District in Somali Region, Ethiopia

Kelafo (Qalaafe) is a woreda in the Somali Region of Ethiopia. Part of the Godey Zone, Kelafo is bordered on the south by the Somalia, on the west by Adadle, on the northwest by Gode, on the northeast by the Qoraxay Zone, and on the east by Mustahil. The Shebelle River flows through this woreda. The major town in the Kelafo district is Kelafo.

The average elevation in this woreda is 374 meters above sea level. As of 2008, Kelafo has 35 kilometers of all-weather gravel road and 300 kilometers of community roads; about 6.36% of the total population has access to drinking water.

== History ==
Fighting in Beledweyn across the border in Somalia in mid-July 1994 led to an influx of people arriving daily at Kalafo until 28 July 1994. The majority of these people were ogaden subclan members fleeing the somali subclan, who at the time controlled the town. These refugees, on their way to qallaafo, had to avoid Mustaxiil which was also controlled by the Habar Gidir, and arrived by way of a small village called Shibo. The woreda government claimed that the camp holding these refugees, located outside of Kelafo, contained 15,000 people, although the Federal government estimated it held 5,000 refugees and the United Nations Development Programme estimated the camp had contained 4,050 people by 12 August of that year.

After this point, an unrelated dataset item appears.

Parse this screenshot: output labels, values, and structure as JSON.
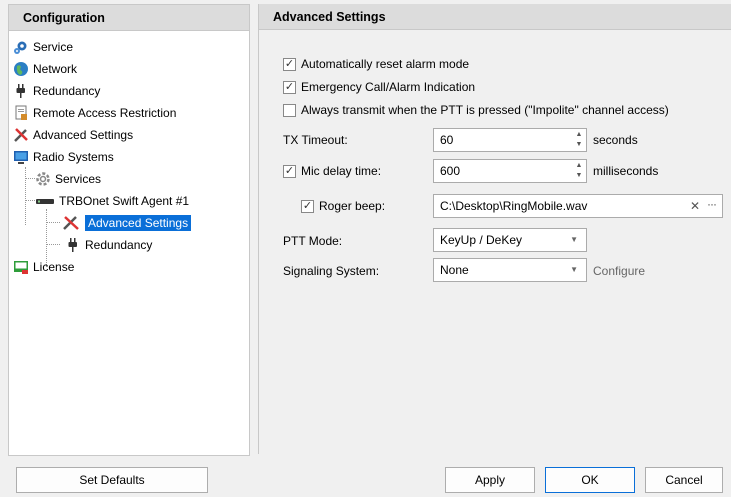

Kelafo was one of the woredas heavily affected by the flash floods in Ethiopia during September 2006. Losses reported for this woreda include the deaths of 28 people and 5,800 livestock. The Shebelle River burst its banks again in November 2008 and affected 14 kebeles and 85 villages in Kelafo, washing away crops on 164 hectares of farmland, displacing 36,888 people and killing three.

The ability to graze livestock in Kelafo is currently under threat by the arrival of the invasive Prosopis juliflora, which is known in Somali as birsoobis literally "when the stem is cut it sprouts with shoots".

== Demographics ==
Based on the 2007 Census conducted by the Central Statistical Agency of Ethiopia (CSA), this woreda has a total population of 77,471, of whom 41,583 are men and 35,888 women. While 11,346 or 14.65% are urban inhabitants, a further 5,397 or 6.97% are pastoralists. 98.09% of the population said they were Muslim.
This woreda is inhabited by the Reer Geedoow which make up the majority of the city's population.

The 1997 national census reported a total population for this woreda of 82,668, of whom 43,252 were men and 39,416 were women; 9,551 or 11.55% of its population were urban dwellers.